Slowly she turned, her eyes frantically blinking away the enraged tears that burned their way from the inside, out. “Lulu, I’m sorry. I shouldn’t have spoken like that in front of you.”

Lulu shrugged. “Miss Dixie took real good care of your stuff, Miss Sinclair. I promise she did. Not a single thing looks broke. Not even a lightbulb.”

Chapter 18

She turned the pen over and over on her desk, the fingers of her right hand sliding from top to bottom. So much had happened that day it was hard to know what to focus on, which tidbit of information could be the key to removing her name from Investigator McGuire’s list of suspects once and for all.

“Do you think I made the right decision letting Margaret Louise confront Dixie?” Tori stopped the pen midturn and looked from Milo to Nina and back again. “You know she’s going to end up letting her off easy. They’ve been friends for more years than I’ve been alive.”

“I think it was a good call, Tori, I really do.” Milo stretched his legs in front of the same chair she’d sat in to read with Lulu. “Dixie Dunn is threatened by you—to a much higher degree than any of us imagined. She’s not going to let her guard down if you’re in the room as part of the confrontation team.”

She stole a glance at her assistant, saw her head nod in agreement.

“But what happens if she
did
try to frame me? Do you think Margaret Louise will be open-minded enough to listen for any clues that might point in that direction?”

“I think she will be. But if she can’t, then Rose Winters will.” Milo rested his elbow on the armrest of the chair and balanced his chin atop his knuckles. “Rose Winters doesn’t let much go. She’s a stickler for rules. Like Georgina.”

“Yeah, but she’s been friends with Dixie for even longer than Margaret Louise has been.” She knew she sounded paranoid, but really, how could they blame her?

“There’s plenty of good people in this town. No one is going to turn the other cheek on someone who’s tried to frame an innocent person.” Nina’s voice, shy but firm, struck a chord.

Then again, everyone thought Dixie Dunn was a relatively decent person, and look at the problems she’d caused already—regardless of whether she had a hand in Tiffany Ann’s murder or not.

Tori voiced those feelings aloud. “I can’t believe she did all those things. Stealing lightbulbs night after night?
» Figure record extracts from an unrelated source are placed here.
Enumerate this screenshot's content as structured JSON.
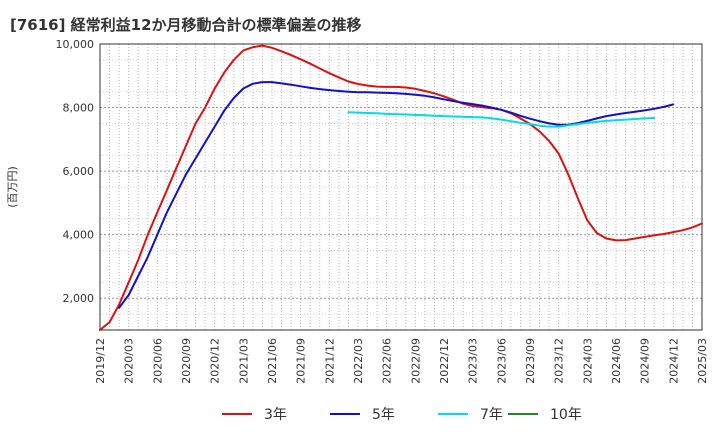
{
  "chart_data": {
    "type": "line",
    "title": "[7616]  経常利益12か月移動合計の標準偏差の推移",
    "ylabel": "(百万円)",
    "xlabel": "",
    "ylim": [
      1000,
      10000
    ],
    "y_ticks": [
      2000,
      4000,
      6000,
      8000,
      10000
    ],
    "y_tick_labels": [
      "2,000",
      "4,000",
      "6,000",
      "8,000",
      "10,000"
    ],
    "x_tick_labels": [
      "2019/12",
      "2020/03",
      "2020/06",
      "2020/09",
      "2020/12",
      "2021/03",
      "2021/06",
      "2021/09",
      "2021/12",
      "2022/03",
      "2022/06",
      "2022/09",
      "2022/12",
      "2023/03",
      "2023/06",
      "2023/09",
      "2023/12",
      "2024/03",
      "2024/06",
      "2024/09",
      "2024/12",
      "2025/03"
    ],
    "grid": true,
    "legend_position": "bottom",
    "series": [
      {
        "name": "3年",
        "color": "#dd1111",
        "start": "2019/12",
        "values": [
          1000,
          1250,
          1800,
          2500,
          3200,
          4000,
          4700,
          5400,
          6100,
          6800,
          7500,
          8000,
          8600,
          9100,
          9500,
          9800,
          9900,
          9950,
          9880,
          9770,
          9650,
          9520,
          9380,
          9230,
          9080,
          8950,
          8820,
          8740,
          8690,
          8660,
          8650,
          8650,
          8630,
          8590,
          8520,
          8450,
          8350,
          8240,
          8120,
          8050,
          8010,
          7980,
          7930,
          7820,
          7660,
          7480,
          7250,
          6950,
          6550,
          5900,
          5150,
          4450,
          4050,
          3880,
          3820,
          3830,
          3880,
          3930,
          3980,
          4020,
          4080,
          4140,
          4230,
          4350
        ]
      },
      {
        "name": "5年",
        "color": "#1111cc",
        "start": "2020/02",
        "values": [
          1700,
          2100,
          2700,
          3300,
          4000,
          4700,
          5300,
          5900,
          6400,
          6900,
          7400,
          7900,
          8300,
          8600,
          8750,
          8800,
          8800,
          8760,
          8720,
          8670,
          8620,
          8580,
          8550,
          8520,
          8500,
          8480,
          8480,
          8470,
          8460,
          8450,
          8430,
          8400,
          8370,
          8320,
          8260,
          8200,
          8150,
          8110,
          8060,
          8000,
          7930,
          7840,
          7740,
          7650,
          7570,
          7500,
          7460,
          7460,
          7510,
          7580,
          7660,
          7730,
          7780,
          7830,
          7870,
          7910,
          7960,
          8020,
          8100
        ]
      },
      {
        "name": "7年",
        "color": "#00dddd",
        "start": "2022/02",
        "values": [
          7850,
          7840,
          7830,
          7820,
          7800,
          7790,
          7780,
          7770,
          7760,
          7740,
          7730,
          7720,
          7710,
          7700,
          7690,
          7660,
          7620,
          7570,
          7520,
          7480,
          7430,
          7400,
          7400,
          7440,
          7480,
          7520,
          7550,
          7580,
          7600,
          7620,
          7640,
          7660,
          7670
        ]
      },
      {
        "name": "10年",
        "color": "#228822",
        "start": "2024/12",
        "values": []
      }
    ]
  }
}
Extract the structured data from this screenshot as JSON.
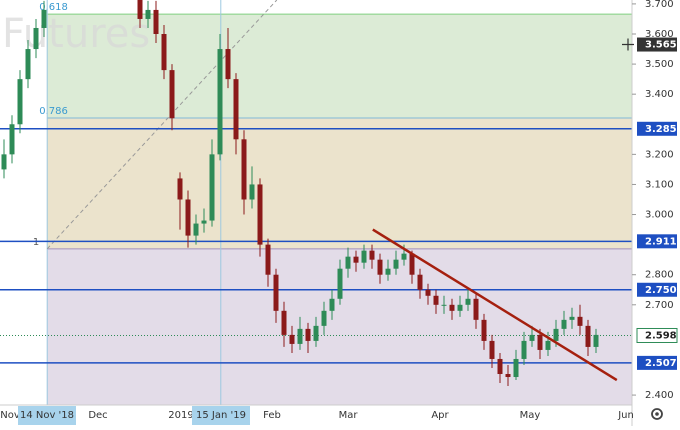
{
  "chart_data": {
    "type": "candlestick",
    "watermark": "Futures",
    "ylim": [
      2.367,
      3.713
    ],
    "yticks": [
      {
        "value": 3.7,
        "label": "3.700"
      },
      {
        "value": 3.6,
        "label": "3.600"
      },
      {
        "value": 3.5,
        "label": "3.500"
      },
      {
        "value": 3.4,
        "label": "3.400"
      },
      {
        "value": 3.2,
        "label": "3.200"
      },
      {
        "value": 3.1,
        "label": "3.100"
      },
      {
        "value": 3.0,
        "label": "3.000"
      },
      {
        "value": 2.8,
        "label": "2.800"
      },
      {
        "value": 2.7,
        "label": "2.700"
      },
      {
        "value": 2.4,
        "label": "2.400"
      }
    ],
    "x_labels": [
      "Nov",
      "14 Nov '18",
      "Dec",
      "2019",
      "15 Jan '19",
      "Feb",
      "Mar",
      "Apr",
      "May",
      "Jun"
    ],
    "up_color": "#2e8b57",
    "down_color": "#8b1a1a",
    "candles": [
      [
        3.15,
        3.25,
        3.12,
        3.2
      ],
      [
        3.2,
        3.33,
        3.17,
        3.3
      ],
      [
        3.3,
        3.48,
        3.27,
        3.45
      ],
      [
        3.45,
        3.58,
        3.42,
        3.55
      ],
      [
        3.55,
        3.65,
        3.52,
        3.62
      ],
      [
        3.62,
        3.71,
        3.59,
        3.68
      ],
      null,
      null,
      null,
      null,
      null,
      null,
      null,
      null,
      null,
      null,
      null,
      [
        3.72,
        3.73,
        3.62,
        3.65
      ],
      [
        3.65,
        3.71,
        3.62,
        3.68
      ],
      [
        3.68,
        3.71,
        3.57,
        3.6
      ],
      [
        3.6,
        3.63,
        3.45,
        3.48
      ],
      [
        3.48,
        3.5,
        3.28,
        3.32
      ],
      [
        3.12,
        3.14,
        2.95,
        3.05
      ],
      [
        3.05,
        3.08,
        2.89,
        2.93
      ],
      [
        2.93,
        3.0,
        2.9,
        2.97
      ],
      [
        2.97,
        3.02,
        2.94,
        2.98
      ],
      [
        2.98,
        3.25,
        2.96,
        3.2
      ],
      [
        3.2,
        3.6,
        3.18,
        3.55
      ],
      [
        3.55,
        3.62,
        3.42,
        3.45
      ],
      [
        3.45,
        3.47,
        3.2,
        3.25
      ],
      [
        3.25,
        3.28,
        3.0,
        3.05
      ],
      [
        3.05,
        3.16,
        3.02,
        3.1
      ],
      [
        3.1,
        3.12,
        2.86,
        2.9
      ],
      [
        2.9,
        2.92,
        2.76,
        2.8
      ],
      [
        2.8,
        2.82,
        2.64,
        2.68
      ],
      [
        2.68,
        2.71,
        2.56,
        2.6
      ],
      [
        2.6,
        2.63,
        2.54,
        2.57
      ],
      [
        2.57,
        2.66,
        2.55,
        2.62
      ],
      [
        2.62,
        2.64,
        2.54,
        2.58
      ],
      [
        2.58,
        2.66,
        2.56,
        2.63
      ],
      [
        2.63,
        2.71,
        2.6,
        2.68
      ],
      [
        2.68,
        2.75,
        2.65,
        2.72
      ],
      [
        2.72,
        2.85,
        2.7,
        2.82
      ],
      [
        2.82,
        2.89,
        2.79,
        2.86
      ],
      [
        2.86,
        2.88,
        2.81,
        2.84
      ],
      [
        2.84,
        2.9,
        2.82,
        2.88
      ],
      [
        2.88,
        2.9,
        2.82,
        2.85
      ],
      [
        2.85,
        2.87,
        2.77,
        2.8
      ],
      [
        2.8,
        2.85,
        2.78,
        2.82
      ],
      [
        2.82,
        2.88,
        2.8,
        2.85
      ],
      [
        2.85,
        2.9,
        2.83,
        2.87
      ],
      [
        2.87,
        2.88,
        2.77,
        2.8
      ],
      [
        2.8,
        2.82,
        2.72,
        2.75
      ],
      [
        2.75,
        2.77,
        2.7,
        2.73
      ],
      [
        2.73,
        2.75,
        2.67,
        2.7
      ],
      [
        2.7,
        2.73,
        2.67,
        2.7
      ],
      [
        2.7,
        2.72,
        2.65,
        2.68
      ],
      [
        2.68,
        2.73,
        2.66,
        2.7
      ],
      [
        2.7,
        2.75,
        2.68,
        2.72
      ],
      [
        2.72,
        2.74,
        2.62,
        2.65
      ],
      [
        2.65,
        2.67,
        2.55,
        2.58
      ],
      [
        2.58,
        2.6,
        2.49,
        2.52
      ],
      [
        2.52,
        2.54,
        2.44,
        2.47
      ],
      [
        2.47,
        2.5,
        2.43,
        2.46
      ],
      [
        2.46,
        2.55,
        2.45,
        2.52
      ],
      [
        2.52,
        2.61,
        2.5,
        2.58
      ],
      [
        2.58,
        2.63,
        2.56,
        2.6
      ],
      [
        2.6,
        2.62,
        2.52,
        2.55
      ],
      [
        2.55,
        2.61,
        2.53,
        2.58
      ],
      [
        2.58,
        2.65,
        2.56,
        2.62
      ],
      [
        2.62,
        2.68,
        2.6,
        2.65
      ],
      [
        2.65,
        2.69,
        2.62,
        2.66
      ],
      [
        2.66,
        2.7,
        2.6,
        2.63
      ],
      [
        2.63,
        2.65,
        2.53,
        2.56
      ],
      [
        2.56,
        2.62,
        2.54,
        2.6
      ]
    ],
    "fib_levels": [
      {
        "label": "0.618",
        "value": 3.666,
        "color": "#7fcf7f",
        "fill": "#dcebd6"
      },
      {
        "label": "0.786",
        "value": 3.321,
        "color": "#7fb8d8",
        "fill": "#ebe3cc"
      },
      {
        "label": "1",
        "value": 2.886,
        "color": "#a08fc0",
        "fill": "#e3dce8"
      }
    ],
    "levels": [
      {
        "value": 3.285,
        "label": "3.285",
        "color": "#1e4fc2"
      },
      {
        "value": 2.911,
        "label": "2.911",
        "color": "#1e4fc2"
      },
      {
        "value": 2.75,
        "label": "2.750",
        "color": "#1e4fc2"
      },
      {
        "value": 2.507,
        "label": "2.507",
        "color": "#1e4fc2"
      }
    ],
    "last_price": {
      "value": 2.598,
      "label": "2.598",
      "color": "#2e8b57"
    },
    "crosshair": {
      "value": 3.565,
      "label": "3.565"
    },
    "trendline": {
      "from": [
        46.1,
        2.95
      ],
      "to": [
        76.6,
        2.45
      ],
      "color": "#a5200f"
    },
    "fib_trend": {
      "from": [
        5.4,
        2.886
      ],
      "to": [
        34.1,
        3.713
      ]
    },
    "markers": [
      5.4,
      27.1
    ]
  }
}
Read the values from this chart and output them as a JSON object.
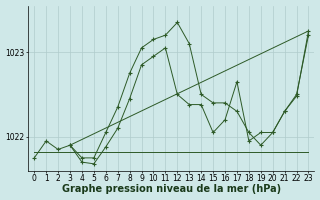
{
  "xlabel": "Graphe pression niveau de la mer (hPa)",
  "bg_color": "#cfe8e8",
  "grid_color": "#b0cccc",
  "line_color": "#2d5a27",
  "ylim": [
    1021.6,
    1023.55
  ],
  "xlim": [
    -0.5,
    23.5
  ],
  "yticks": [
    1022,
    1023
  ],
  "xticks": [
    0,
    1,
    2,
    3,
    4,
    5,
    6,
    7,
    8,
    9,
    10,
    11,
    12,
    13,
    14,
    15,
    16,
    17,
    18,
    19,
    20,
    21,
    22,
    23
  ],
  "series": [
    {
      "x": [
        0,
        1,
        2,
        3,
        4,
        5,
        6,
        7,
        8,
        9,
        10,
        11,
        12,
        13,
        14,
        15,
        16,
        17,
        18,
        19,
        20,
        21,
        22,
        23
      ],
      "y": [
        1021.75,
        1021.95,
        1021.85,
        1021.9,
        1021.75,
        1021.75,
        1022.05,
        1022.35,
        1022.75,
        1023.05,
        1023.15,
        1023.2,
        1023.35,
        1023.1,
        1022.5,
        1022.4,
        1022.4,
        1022.3,
        1022.05,
        1021.9,
        1022.05,
        1022.3,
        1022.5,
        1023.2
      ],
      "has_markers": true
    },
    {
      "x": [
        0,
        23
      ],
      "y": [
        1021.82,
        1021.82
      ],
      "has_markers": false
    },
    {
      "x": [
        3,
        4,
        5,
        6,
        7,
        8,
        9,
        10,
        11,
        12,
        13,
        14,
        15,
        16,
        17,
        18,
        19,
        20,
        21,
        22,
        23
      ],
      "y": [
        1021.9,
        1021.7,
        1021.68,
        1021.88,
        1022.1,
        1022.45,
        1022.85,
        1022.95,
        1023.05,
        1022.5,
        1022.38,
        1022.38,
        1022.05,
        1022.2,
        1022.65,
        1021.95,
        1022.05,
        1022.05,
        1022.3,
        1022.48,
        1023.25
      ],
      "has_markers": true
    },
    {
      "x": [
        3,
        23
      ],
      "y": [
        1021.9,
        1023.25
      ],
      "has_markers": false
    }
  ],
  "xlabel_fontsize": 7,
  "tick_fontsize": 5.5
}
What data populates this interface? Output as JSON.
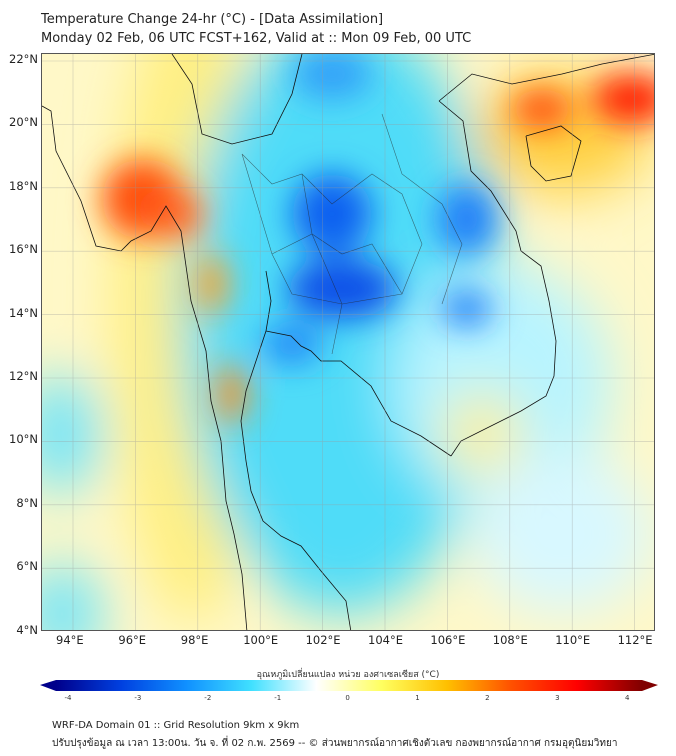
{
  "header": {
    "title": "Temperature Change 24-hr (°C) - [Data Assimilation]",
    "subtitle": "Monday 02 Feb, 06 UTC FCST+162, Valid at :: Mon 09 Feb, 00 UTC"
  },
  "map": {
    "lon_labels": [
      "94°E",
      "96°E",
      "98°E",
      "100°E",
      "102°E",
      "104°E",
      "106°E",
      "108°E",
      "110°E",
      "112°E"
    ],
    "lat_labels": [
      "22°N",
      "20°N",
      "18°N",
      "16°N",
      "14°N",
      "12°N",
      "10°N",
      "8°N",
      "6°N",
      "4°N"
    ],
    "lon_range": [
      93,
      112.7
    ],
    "lat_range": [
      4,
      22.2
    ]
  },
  "colorbar": {
    "label": "อุณหภูมิเปลี่ยนแปลง หน่วย องศาเซลเซียส (°C)",
    "ticks": [
      "-4",
      "-3",
      "-2",
      "-1",
      "0",
      "1",
      "2",
      "3",
      "4"
    ],
    "colors": [
      "#00008b",
      "#0040e0",
      "#1090ff",
      "#40e0ff",
      "#ffffff",
      "#ffff60",
      "#ffc000",
      "#ff5000",
      "#ff0000",
      "#800000"
    ]
  },
  "footer": {
    "line1": "WRF-DA Domain 01 :: Grid Resolution 9km x 9km",
    "line2": "ปรับปรุงข้อมูล ณ เวลา 13:00น. วัน จ. ที่ 02 ก.พ. 2569 -- © ส่วนพยากรณ์อากาศเชิงตัวเลข กองพยากรณ์อากาศ กรมอุตุนิยมวิทยา"
  }
}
Sneaking in my house and removing a box of craft supplies I needed for a visit with your students,” she added, pointing in Milo’s direction.

“I know.”

“And, Milo, can you imagine someone being so angry at a person they’d lift an appointment book just to make them look bad even knowing innocent children would lose out as well?”

Nina leaned against the wall, bending her left leg at the knee. “Nobody was the wiser though. You pulled off that first visit in a way not many people could have done
with
notice.”

“And the projector? That was nothing short of wanting to make me go down in flames in front of the library board when the room wasn’t completed by the date I promised.” She slid her thumb and index finger down the pen again, the repetitive turning motion a mind-numbing release.